Well, yes. What part of "Afro-surrealist" would possibly lead you to expect a standard and cozy book about baking? That would be boring. And Oyeyemi, while she sounds gentle and soothing and only slightly amused as she narrates her tale, is not here to bore anybody, least of all herself.

Also, that whiff of fairy tales that a title like Gingerbread gives off for most of us? That's no accident, and one in particular is evoked by the name of Harriet's sly and not entirely well- meaning best friend, whose faintly flour-dusted fingerprints turn out to be all over the middle Lee generation's life, and thus those of her mother and daughter as well. 

Along the way through this story of mother's and daughters and gingerbread, Oyeyemi has left odd little ambushes of insight that wait to attack us like packs of wolves, or wolf pups at least. An "authenticity theme park" full of ersatz gingerbread girls here, a professor with wise bons mot about the writing of Emile Zola there, a lesson or two about what we will and will not accept in exchange for doing what we do better than anyone else around another corner... and, strangest and most confrontational of all, the idea of a near-utopia in which every kind of equality between people prevails except for economic equality. People may get bored with lives in which sexes, races, religions, sexualities, degrees or attractiveness or physical ability or intelligence are all on a level playing field, the land of Druhástrana seems to have concluded, as long as the chance of "unexpected abundance" (often in the form of some kind of lottery winnings) is present. Would that be so?

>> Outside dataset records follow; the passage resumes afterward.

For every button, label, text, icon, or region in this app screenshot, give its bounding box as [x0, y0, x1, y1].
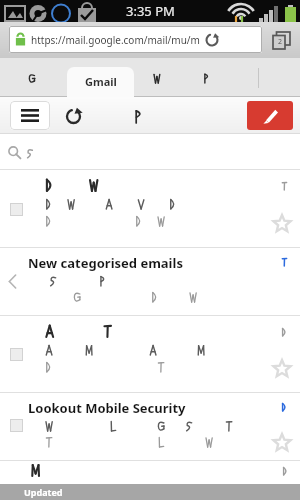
button[interactable]: Select conversation [0, 393, 300, 461]
button[interactable]: Select conversation [10, 348, 23, 361]
staticText: https://mail.google.com/mail/mu/m [31, 33, 200, 47]
button[interactable]: New categorised emails [0, 248, 300, 316]
button[interactable]: Gmail [67, 67, 134, 97]
button[interactable]: Star conversation [270, 212, 294, 236]
button[interactable] [0, 461, 300, 500]
button[interactable]: Tab 1 [0, 58, 67, 97]
button[interactable]: Star conversation [270, 431, 294, 455]
button[interactable]: Tab 4 [184, 58, 234, 97]
button[interactable]: Select conversation [10, 419, 23, 432]
button[interactable]: Star conversation [270, 357, 294, 381]
button[interactable]: Tabs, 2 open [269, 28, 293, 52]
staticText: 2 [278, 37, 283, 47]
staticText: 3:35 PM [126, 2, 175, 20]
button[interactable]: Menu option [126, 102, 154, 130]
staticText: Gmail [85, 74, 117, 89]
button[interactable] [0, 134, 300, 170]
button[interactable]: Tab 3 [134, 58, 184, 97]
button[interactable]: Compose [247, 101, 293, 130]
button[interactable]: Select conversation [0, 170, 300, 248]
button[interactable]: Refresh [58, 101, 88, 131]
button[interactable]: Open navigation menu [10, 101, 50, 130]
staticText: Lookout Mobile Security [28, 399, 186, 417]
staticText: New categorised emails [28, 254, 183, 272]
button[interactable]: Select conversation [10, 203, 23, 216]
button[interactable]: Reload page [203, 31, 221, 49]
button[interactable]: Select conversation [0, 316, 300, 393]
button[interactable]: https://mail.google.com/mail/mu/m [9, 26, 262, 53]
staticText: Updated [24, 486, 63, 498]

Oyeyemi doesn't give us the answer to that; we must decide for ourselves. 

All this and at least one seriously adorably funny sex scene!

I have but one complaint about Gingerbread, and that's about the ending, which throws in several intriguing but unexplored new plot elements and characters at us by way of teasing a still-to-come reunion between Harriet and her old Druhástranian friend and on the whole feel like they've come from some other book entirely. It's a book I'd very much like to read someday, but I don't feel like it was a great way to end this one. 

Nonetheless, I've added the rest of Oyeyemi's output to date to my endless TBR, and will look forward to new work from her with anticipation and pleasure, like a freshly baked loaf of something dark and complex and delicious straight out of the oven. 

*Though one must always make allowances for the likes of Podiobooks and any similar efforts by aspiring authors who are trying everything they can to get attention for their beloved book babies, especially nowadays. Too many authors who have truly enriched my life got their starts that way, and some, like Scott Sigler, have never abandoned this practice. 

**If you're OK with tripping balls in your dreams that night. 

***Played in my imagination by 1980s-era Joan Plowright as Margot Lee, Juliette Stephenson as Harriet Lee, and Joely Richardson as Perdita Lee, because I spent many years with only a handful of movies on VHS to my name and my very favorite, watched until it wore out, was Peter Greenaway's Drowning By Numbers, a film I still haven't tired of, by the way! And yes, the text makes clear early on that the Lee women have "pearl gray hair and bark-brown skin" but I couldn't help it. Once the idea leaked into my head, it couldn't be budged.